New wave of patients expected in clinics

New wave of patients expected in clinics
Tennessee News Service
Memphis – As more aspects of the new health reform law kick in, a new wave of patients is expected to turn up at the nation’s clinics. That’s what happened when Massachusetts enacted universal health care in 2006. People flocked to doctors’ offices seeking care for problems that had gone untreated due to a lack of coverage.
Christ Community Health Systems CEO Burt Waller, Memphis, says coping with the demand will likely mean that doctors will function as team leaders, with minor problems handled by other highly trained health professionals.
“I think the key to the future will more reliance on what we call ‘mid-level practitioners’ – that would specifically be nurse practitioners and physician assistants.”
Waller says some patients might be miles away from a specialist, but high-speed Internet connections are allowing doctors to see patients without spending hours on the road.
“We’re already seeing, here in Tennessee through the network of community health centers that exist, some early stages of using tele-health technology, so that a patient in a remote area can be seen by a specialist in one of the urban settings.”

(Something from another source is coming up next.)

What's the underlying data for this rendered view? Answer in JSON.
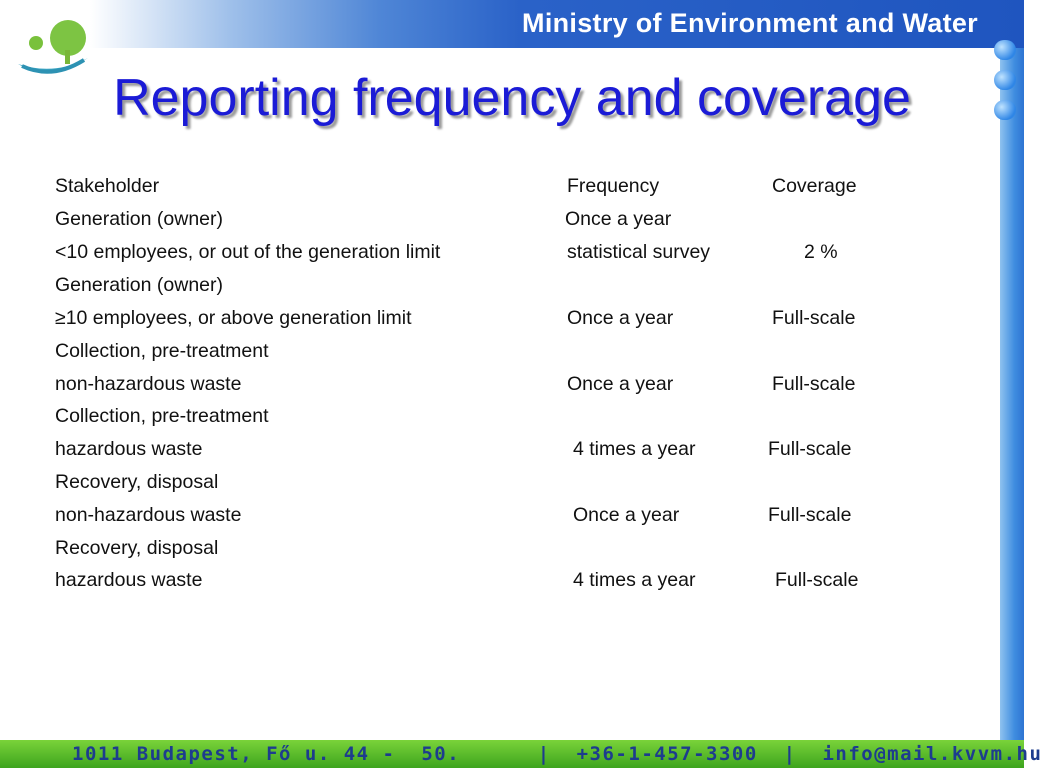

Tennessee’s community health centers are nonprofit, locally operated providers of primary and preventive care and other medical services.
America’s 8,000 community health center sites serve more than 20 million people, including more than 300,000 Tennesseans.
Funding for these clinics will increase under the recently passed Health Care Reform Act, and medical students will be encouraged to enter general practice instead of specialization.